Your net-30 clients pay at day 40. Your net-7 clients pay at day 12. One client pays the morning you send the invoice and another will never pay without a statutory letter. Every freelance book is a mosaic of payment behaviours, and until today no invoicing tool did the obvious thing with that information — forecast when the money actually arrives.
QuickBooks and Xero will show you aging buckets. FreshBooks will send a reminder. None of them will tell you what's coming in next week with a probability attached. That gap isn't technical — the data has always been there. It's that their customer is the accountant, not the operator. InvoiceUp is built for the operator.
Every invoice you've ever marked paid has two timestamps: the due date, and the paid date. The difference is a single number — days late or days early. Three or more paid invoices from the same client gives us a strong signal for their payment behaviour. One or two gives us a medium signal. Zero falls back to the global average across your book, which gives us a low signal.
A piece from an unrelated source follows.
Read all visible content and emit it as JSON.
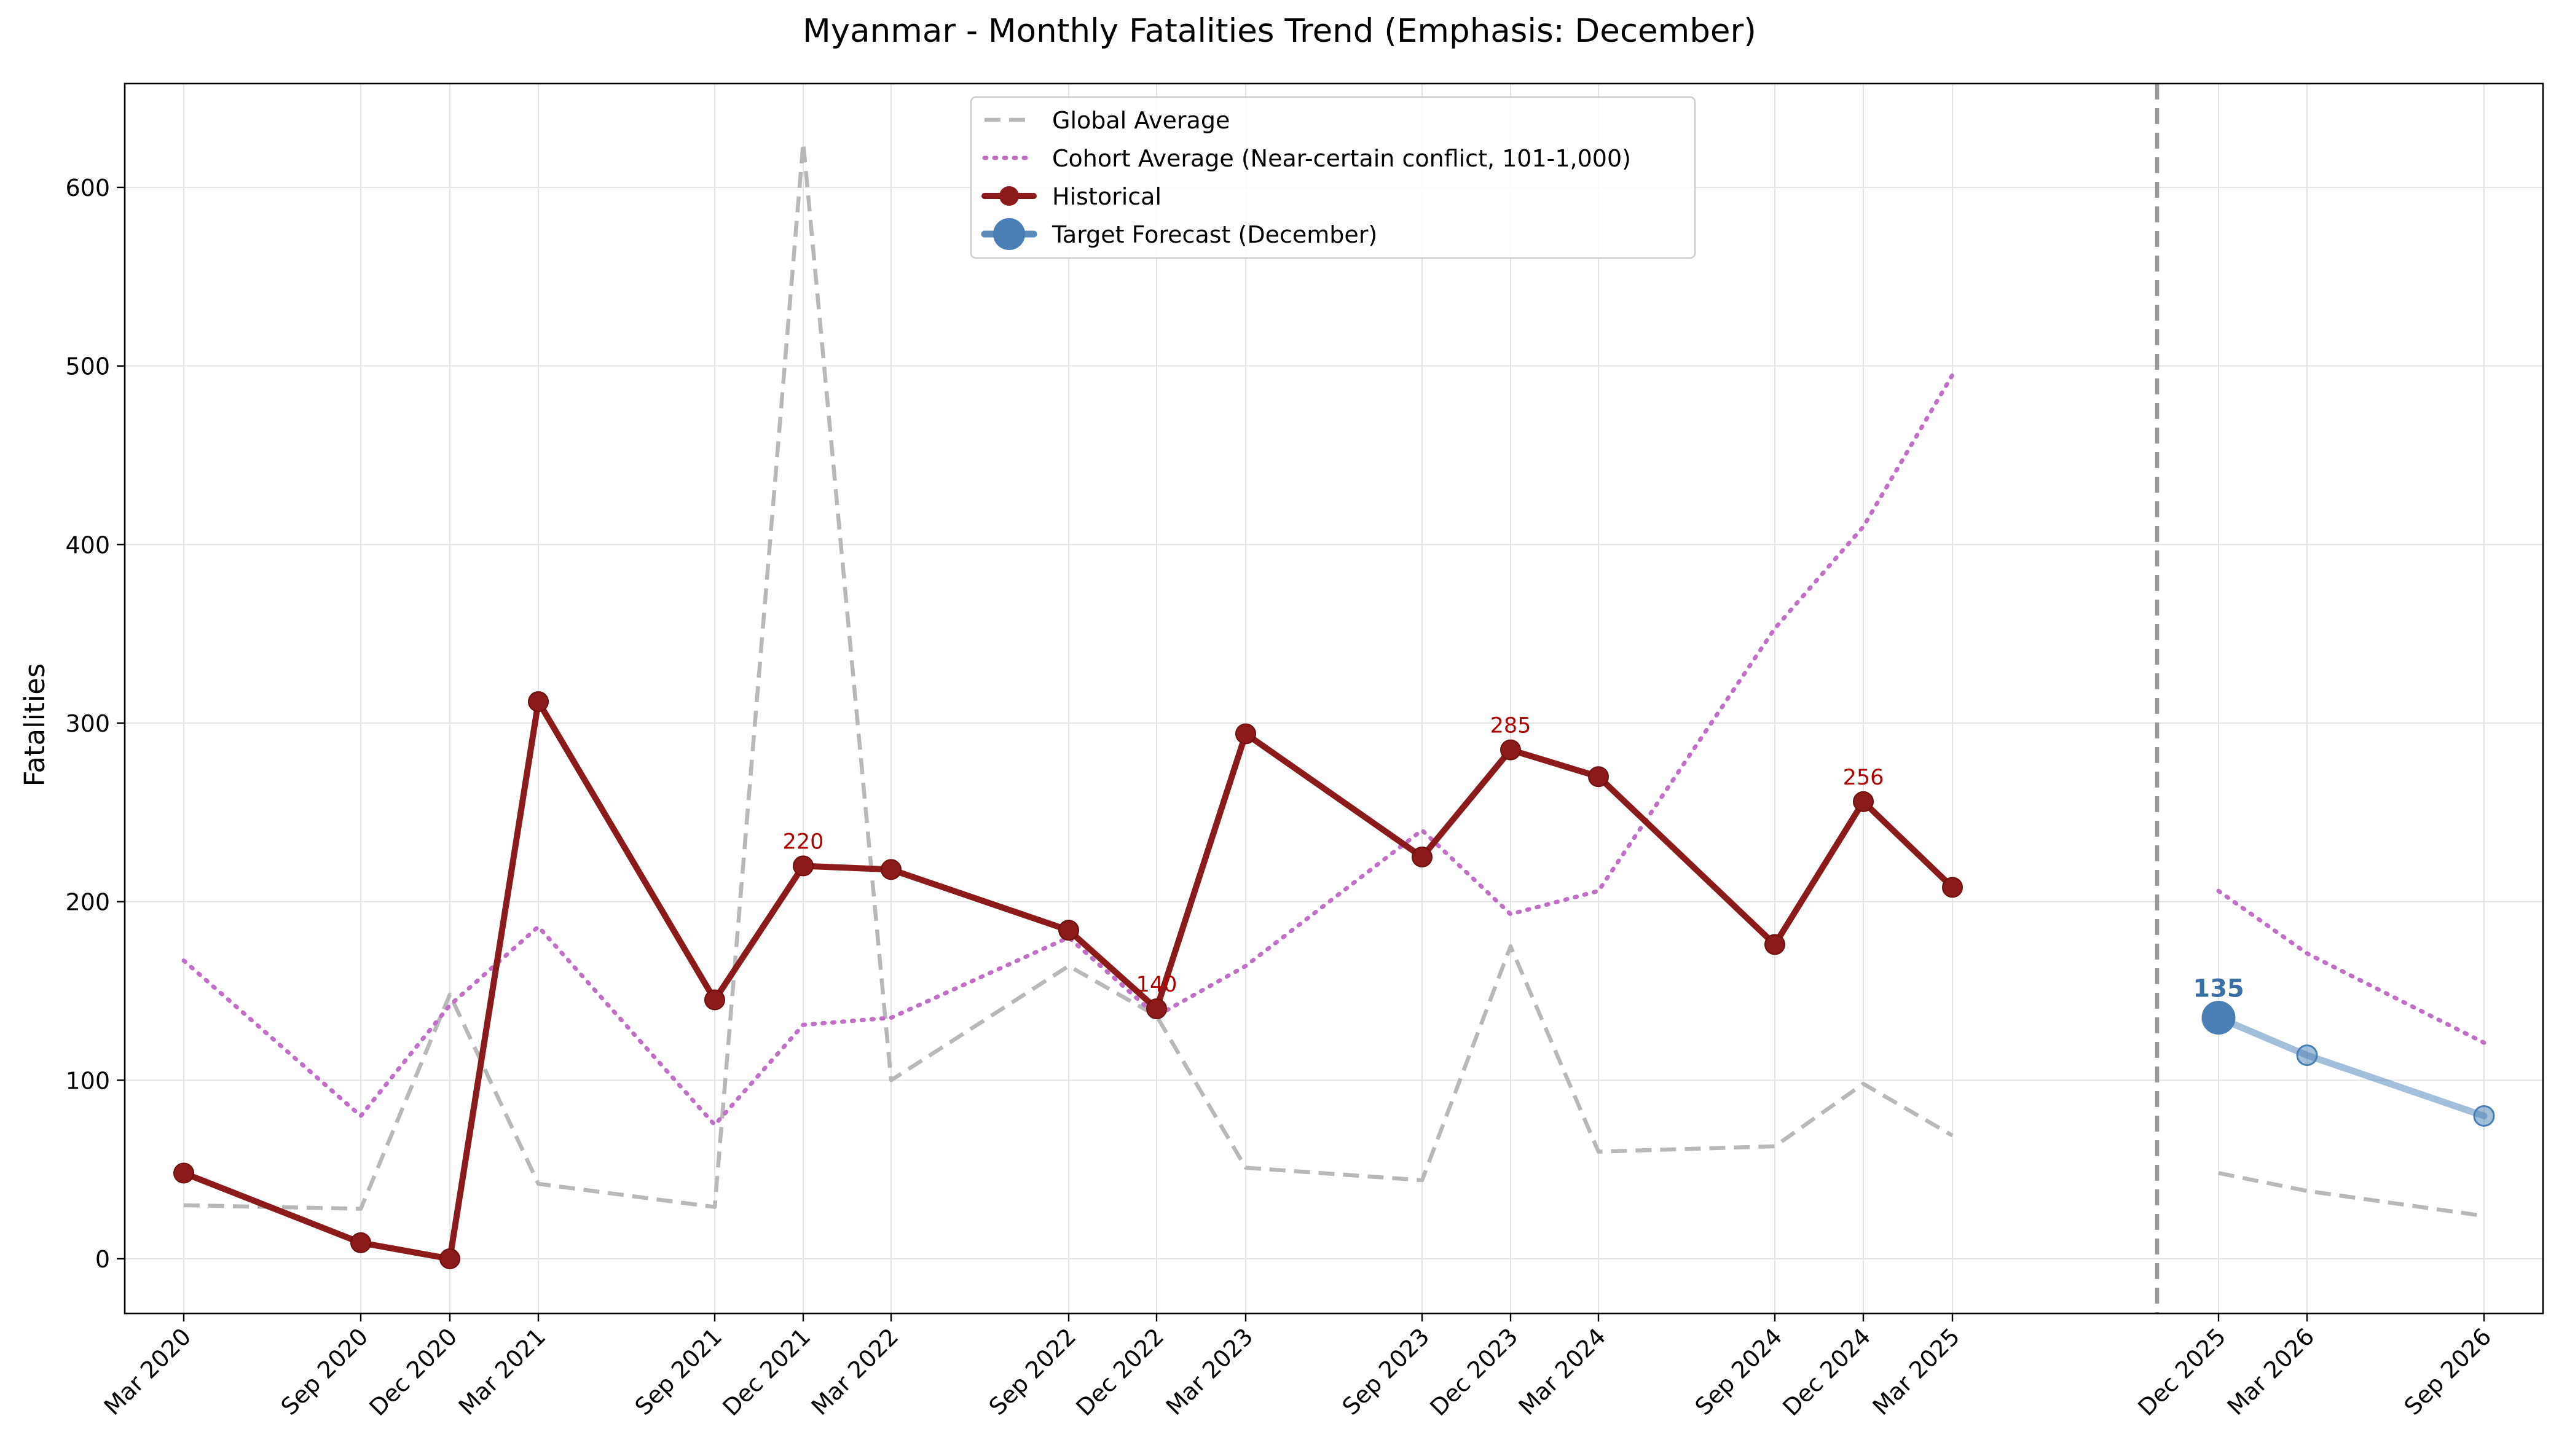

For every unpaid invoice, we apply the appropriate signal to project an expected paid date. Aggregated into 14-day, 30-day, and 60-day buckets, that becomes a forecast. The dashboard card now shows how much you can expect, how many invoices that represents, and the confidence level — because a forecast without a confidence level is just a guess in better clothing.
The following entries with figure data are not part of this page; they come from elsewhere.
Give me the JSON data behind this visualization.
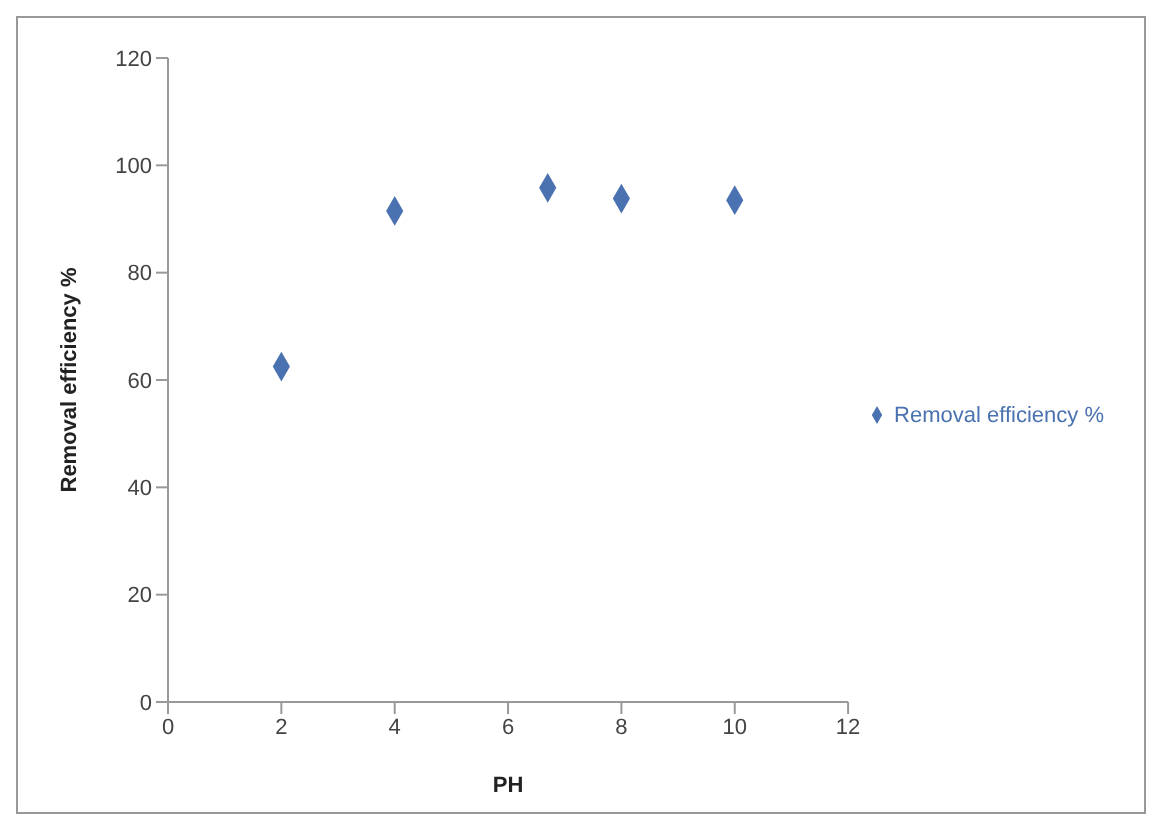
{
  "chart_data": {
    "type": "scatter",
    "xlabel": "PH",
    "ylabel": "Removal efficiency %",
    "x": [
      2,
      4,
      6.7,
      8,
      10
    ],
    "series": [
      {
        "name": "Removal efficiency %",
        "color": "#4a72b0",
        "values": [
          62.5,
          91.5,
          95.8,
          93.8,
          93.5
        ]
      }
    ],
    "xlim": [
      0,
      12
    ],
    "xticks": [
      0,
      2,
      4,
      6,
      8,
      10,
      12
    ],
    "ylim": [
      0,
      120
    ],
    "yticks": [
      0,
      20,
      40,
      60,
      80,
      100,
      120
    ],
    "grid": false,
    "legend": "right",
    "marker": "diamond"
  }
}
Every late payment is data. Every early payment is data. The forecast is just what happens when you don't throw that data away.
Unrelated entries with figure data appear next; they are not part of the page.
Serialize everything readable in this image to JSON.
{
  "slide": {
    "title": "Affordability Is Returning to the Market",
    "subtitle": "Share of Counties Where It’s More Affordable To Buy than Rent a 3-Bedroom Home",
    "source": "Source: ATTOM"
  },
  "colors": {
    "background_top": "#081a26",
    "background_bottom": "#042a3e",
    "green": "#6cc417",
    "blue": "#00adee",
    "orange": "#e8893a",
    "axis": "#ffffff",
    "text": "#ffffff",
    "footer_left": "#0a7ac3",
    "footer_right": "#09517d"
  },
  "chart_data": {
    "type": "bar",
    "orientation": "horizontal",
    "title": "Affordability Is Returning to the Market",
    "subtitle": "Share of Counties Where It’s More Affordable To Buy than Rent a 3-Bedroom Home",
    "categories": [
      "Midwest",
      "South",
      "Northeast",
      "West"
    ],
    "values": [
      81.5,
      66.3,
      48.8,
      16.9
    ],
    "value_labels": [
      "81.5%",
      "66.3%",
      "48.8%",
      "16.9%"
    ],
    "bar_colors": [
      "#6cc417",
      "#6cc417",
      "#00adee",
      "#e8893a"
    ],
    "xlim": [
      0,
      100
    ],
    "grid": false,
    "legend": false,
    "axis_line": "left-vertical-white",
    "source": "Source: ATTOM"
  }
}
Invoices our model expects to clear more than 60 days from now get a separate red row: "at risk past 60 days." That's the money that should already have a statutory letter attached — and because the EU late-fee integration shipped last week, you can send one with a button in the invoice detail. Forecast first, act second.
It's deterministic — same data in, same forecast out. A simple per-client mean with a confidence tier. This is intentional: a forecast you can't explain is one you don't trust, and one you don't trust is one you don't use. We'd rather ship a simple method that's right most of the time than a complex one that's right in aggregate but nonsensical on any given invoice.
Pair this with the runway calculator and the concentration card, and InvoiceUp is starting to look less like an invoicing app and more like the financial cockpit nobody built for solo businesses. Which is exactly the point.